Sunday, September 2, 2012

Obermeister is Back!

Three questions.  Three simple answers.  At THE BARN today with Karen Brown. *Cheers of joy!*

Q: Concerning canter pirouette, what should a correct pirouette feel like, and should one attempt to school it alone on a trained horse?

A: A canter pirouette feels like the horse, from a haunches in position, jumps in very collected canter strides around a very small circle described by the horse's hind legs.  The sensation of each canter stride is "canter in place" but the jump must be maintained in the gait.  Only when one has sufficient mastery of riding full canter pirouette (by understanding completely the process through having mastered it by repetition preferably over an acceptable amount of time on multiple horses in front of a knowledgeable trainer) should one attempt to school it alone.  In my case it is best for me to school quarter pirouettes in collected canter while riding a square, as previously learned with Delphi: canter a very straight line, then bring the outside leg back only slightly and and have the horse carry the shoulders around the haunches-- one stride, two strides-- of canter pirouette, then canter straight ahead again and repeat the process while describing, for example, a 20 meter diamond configured square. 

Q: What's an exercise that will help improve canter half pass?

A: Do NOT school endless lines of half pass and think this will somehow improve-- it won't and has the potential to make things worse.  Rather practice moving the shoulders and the haunches around a large circle (as described earlier).  For canter, school haunches in along the wall: in collected canter keep the horse's haunches bent around your inside leg with the haunches in.  If you were to nail an imaginary yardstick to the star on your horse's forehead, the yardstick would be directly perpendicular to the arena wall with the horse's body bent around your inside leg in a C shape.  Balance the exercise by returning to an absolutely straight canter (by allowing a return to straightness by softening the inside rein), then ride shoulder fore in canter, then straighten, then haunches in and so on.  Guard against whipping back and forth speedily from haunches in to shoulder fore; rather intentionally school a phase of straight canter between each. 
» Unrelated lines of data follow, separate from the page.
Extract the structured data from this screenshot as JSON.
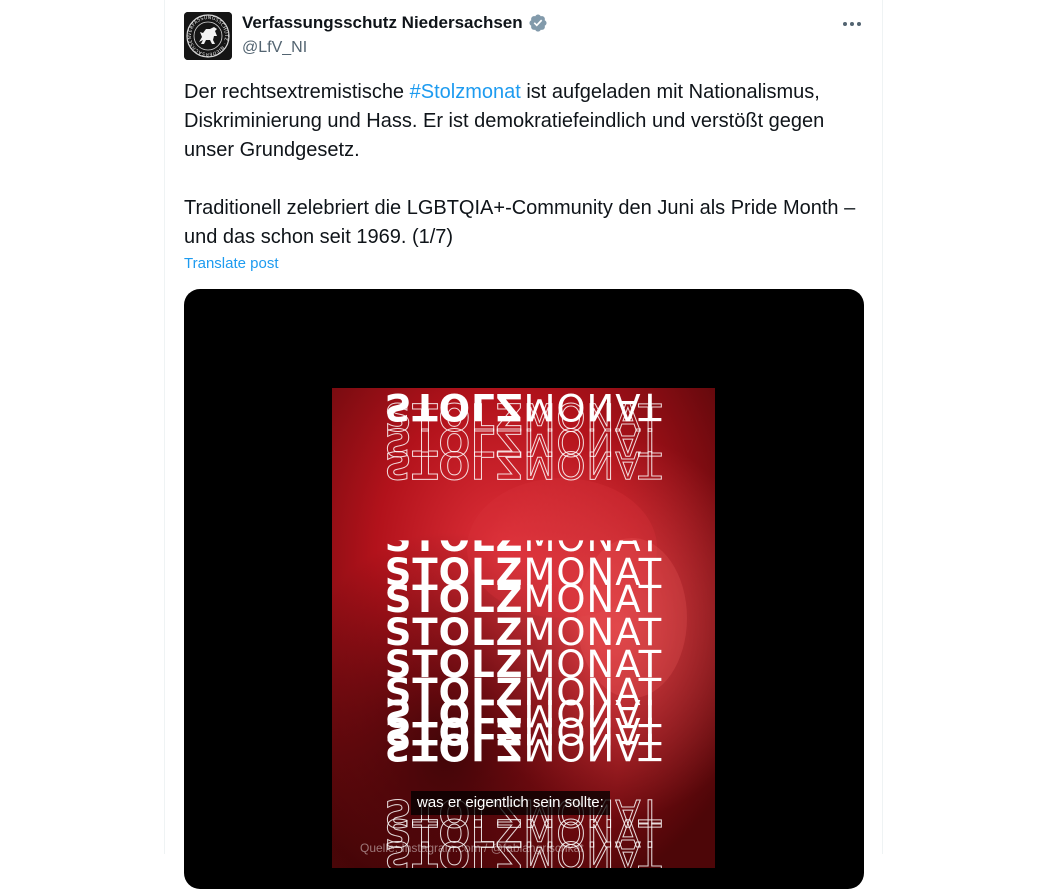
{
  "author": {
    "display_name": "Verfassungsschutz Niedersachsen",
    "handle": "@LfV_NI",
    "verified_color": "#829aab",
    "avatar_ring_text": "VERFASSUNGSSCHUTZ · NIEDERSACHSEN ·"
  },
  "tweet": {
    "para1_before": "Der rechtsextremistische ",
    "hashtag": "#Stolzmonat",
    "para1_after": " ist aufgeladen mit Nationalismus, Diskriminierung und Hass. Er ist demokratiefeindlich und verstößt gegen unser Grundgesetz.",
    "para2": "Traditionell zelebriert die LGBTQIA+-Community den Juni als Pride Month – und das schon seit 1969. (1/7)",
    "translate_label": "Translate post"
  },
  "media": {
    "bold_word": "STOLZ",
    "thin_word": "MONAT",
    "subtitle": "was er eigentlich sein sollte:",
    "credit": "Quelle: Instagram.com / @fabiangrischkat"
  },
  "colors": {
    "link": "#1d9bf0",
    "text": "#0f1419",
    "muted": "#536471",
    "video_red": "#c8161f"
  },
  "icons": [
    "verified-badge-icon",
    "more-options-icon",
    "coat-of-arms-horse-icon"
  ]
}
Q: Transitions!  Help me for the love of all that's holy! 

A: In canter, think of riding with a dot painted on the outside of your hip, just below your belt and straight up from your stirrup.  The dot will move in a circular motion in canter.  For a transition to collected canter, cause the dot to move more up and down in a vertical oval shape.  For a transition to trot/walk/halt spring up, up, up in the saddle drawing the horse's withers up to your seat into a soft transition to the gait (or halt) into which you ride forward.  Guard against stiffness by allowing elasticity and softening in your forearms and by being quick to give in the reins.